The State, Veterans and Military Affairs Committee voted 3-2, with Democratic senators prevailing, to reject the bill that would have denied funds for municipalities that did not participate in the federal Secure Communities program.
The program is already operating as a pilot program in three counties in Colorado. It lets local authorities use federal databases to determine the immigration status and criminal record of immigrants who have been arrested. For now, the program is optional, but 2013, participation will be mandatory across the United States.

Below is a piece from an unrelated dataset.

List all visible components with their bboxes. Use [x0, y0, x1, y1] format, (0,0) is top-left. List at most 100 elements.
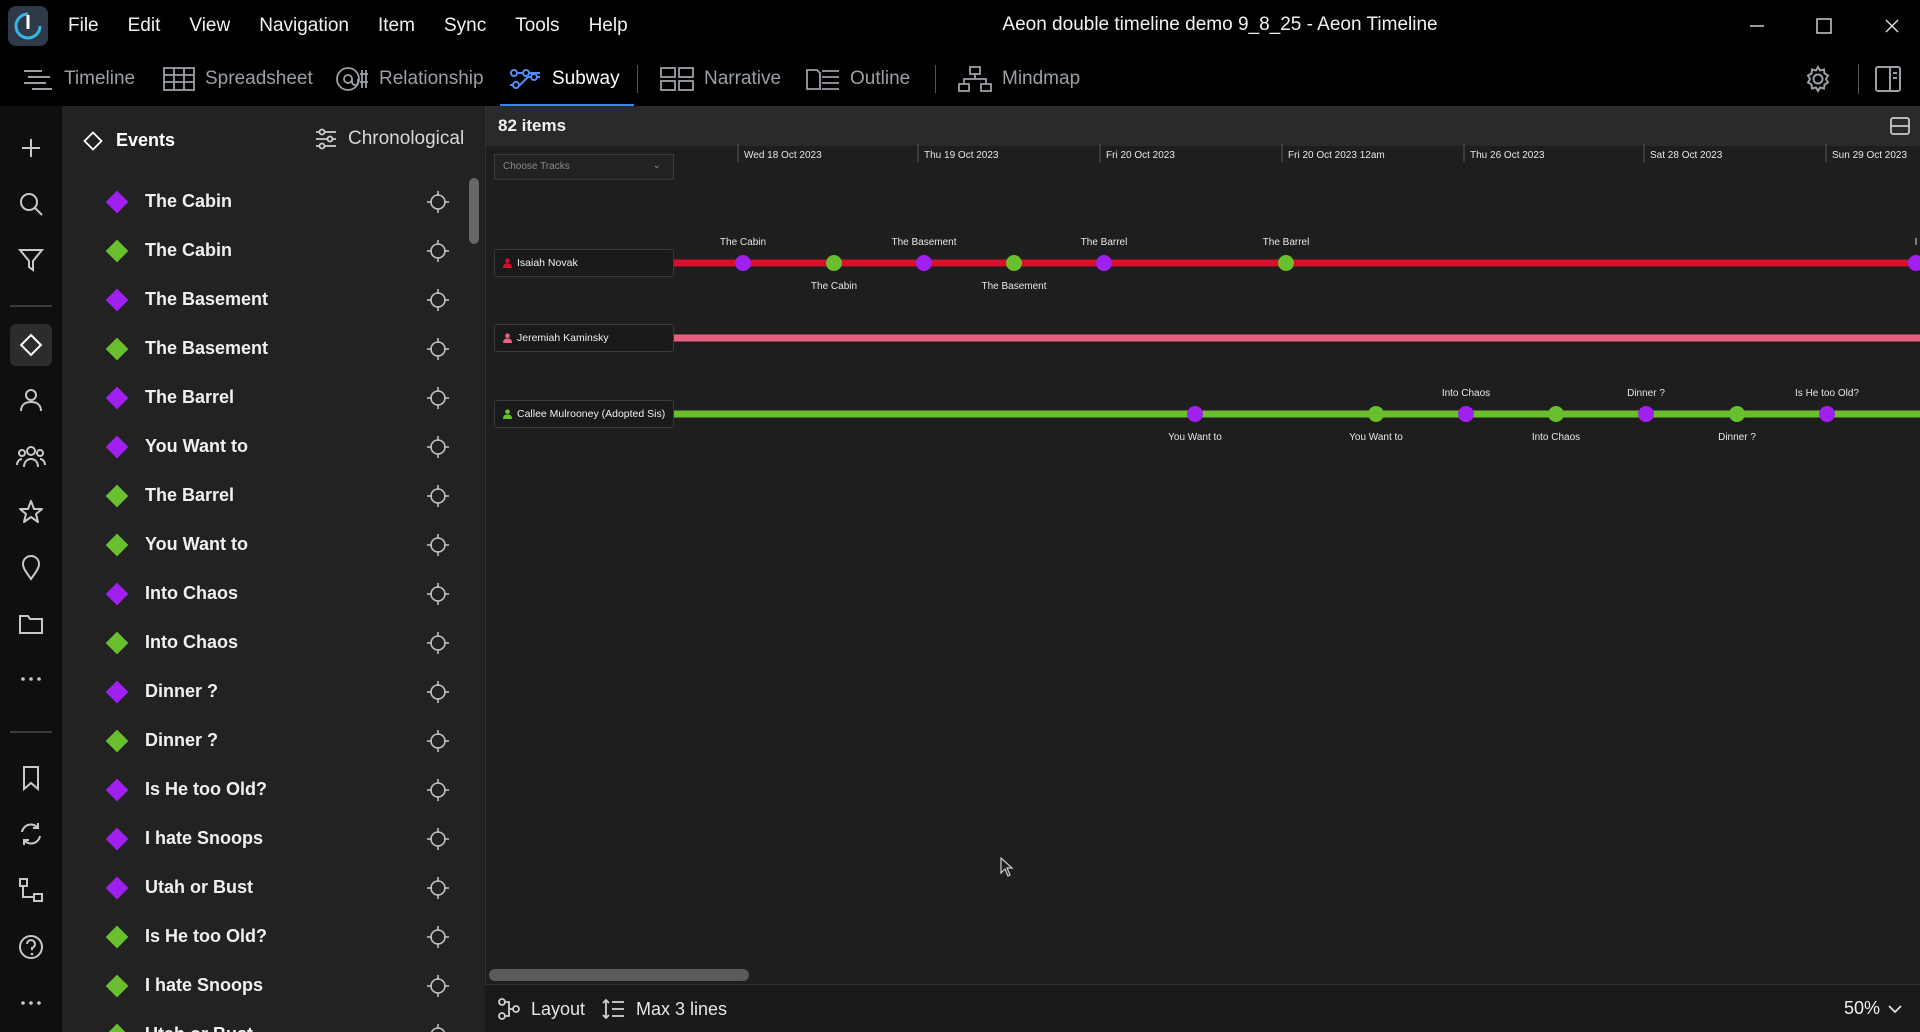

A representative for the Colorado Immigrant Rights Coalition said Secure Communities was “a mass deportation dragnet program, pure and simple” Proponents of the bill have advocated that violent crimes such assault, sex crimes, homocides, human trafficking and robbery occur more frequently among undocumented people.
Democrat legislators also said no to another bill that required proof of citizenship before one could register to vote. It also authorized Colorado’s secretary of state to discount the votes of anyone who did not supply sufficient proof of citizenship. The purpose of the bill was to reduce election fraud, but proponents gave no examples of non-citizens casting ballots.
“Why is this not something else than a witch hunt?” asked a Democratic senator.
The same Republican senator sponsored both bills.
He told NYC Criminal Lawyers, “Senate Democrats continually say illegal immigration is a federal problem that cannot be addressed on the state level. Yet just this morning they voted to grant in-state tuition to illegal immigrants.”
The Democratic majority in the Colorado Senate did approve a bill that would let undocumented students at state universities pay tuition at a lower in-state rate, so long as they were in the process of regularizing their immigration status. The Republican-dominated House of Representatives in Colorado does not expect it to pass.
The Republican senator said, “What this bill really does is incentivizing foreigners to come to this country illegally.”